The train got us to Finse mid morning and we questioned the guy at the bike shop about our needs; food and water were not a worry as the streams were supposedly as clean as could be and the trail bypassed at least two small cottages which sold food. So we departed with our back packs crammed with fruit, snacks and cameras.

The bikes were impressive for rentals. Specialized Rockhoppers with entry level components and nice fat and sticky tires.



I was dying to try the water and after devouring my first half a litre from my bottle I filled up from a flowing stream that ran under the old rail trail. There is no way to describe the taste, or lack thereof, of this water. I don’t know when or where it had fallen from the clouds, but it had found its way into this mountain stream and into my bottle after flowing over cool clean rocks for hundred of kilometres and hundred of meters of elevation. Mmmmmmm……….pure-ness……












The trail undulated over rocky hills covered in low and green vegetation (no trees this high up).

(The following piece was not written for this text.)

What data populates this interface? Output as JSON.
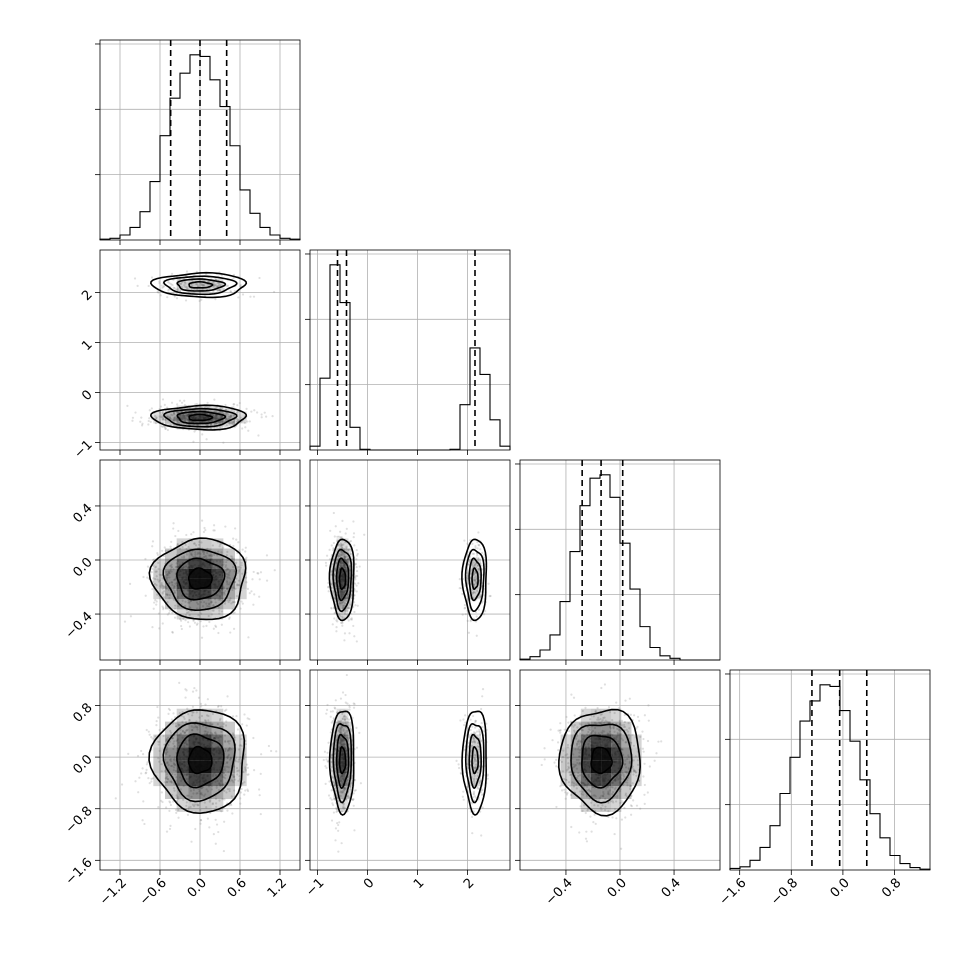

The lakes were still and mirrored the surrounding snowy peaks and blue sky. They were so clean that you could see through the blue water for tens of meters before the reflection from the bright sky prevented you from seeing the rocks lining the bottom.

As we descended the vegetation became denser and the waterfalls more prevalent. This was turning into one of the best days I had ever had on a bike. We stopped for waffles with jam and sour cream at a small cottage beside a lake.


No more than a few kilometres afterward the lake flowed over a steep waterfall and fell over a hundred metres; we wound down a zig-zag trail that brought us half way down to sea level.

Somehow we had lost contact with each other and after numerous searches I decided that Tim must have overtaken me somehow and was in fact in front of me (unheard of) and heading down the hill toward Flam.


The landscape continued to change and the last twelve kilometres of descent were on bitumen before we reached Flam and encountered hundreds of tourists waiting to re-embark on their cruise ship. We pondered at how oblivious these people must have been to what the real countryside, mere kilometres away, actually looked like. I don’t think we really cared either way, we were on an all natural high the less people on those trails the better.


A rickety train carried us back up the mountain to a connecting train that brought us back to Bergen.

Our second day in Bergen afforded us a well deserved rest in one of the most beautiful cities in the world. We had our washing done, caught a cable car to the top of the mountain behind the city and hiked a short distance into the forest; we explored the old city fortress occupied by the Nazis during WWII, shopped from wooden buildings built four hundred years ago and once again watched the sun go down over the bay while enjoying a few cold $15 dollar beers.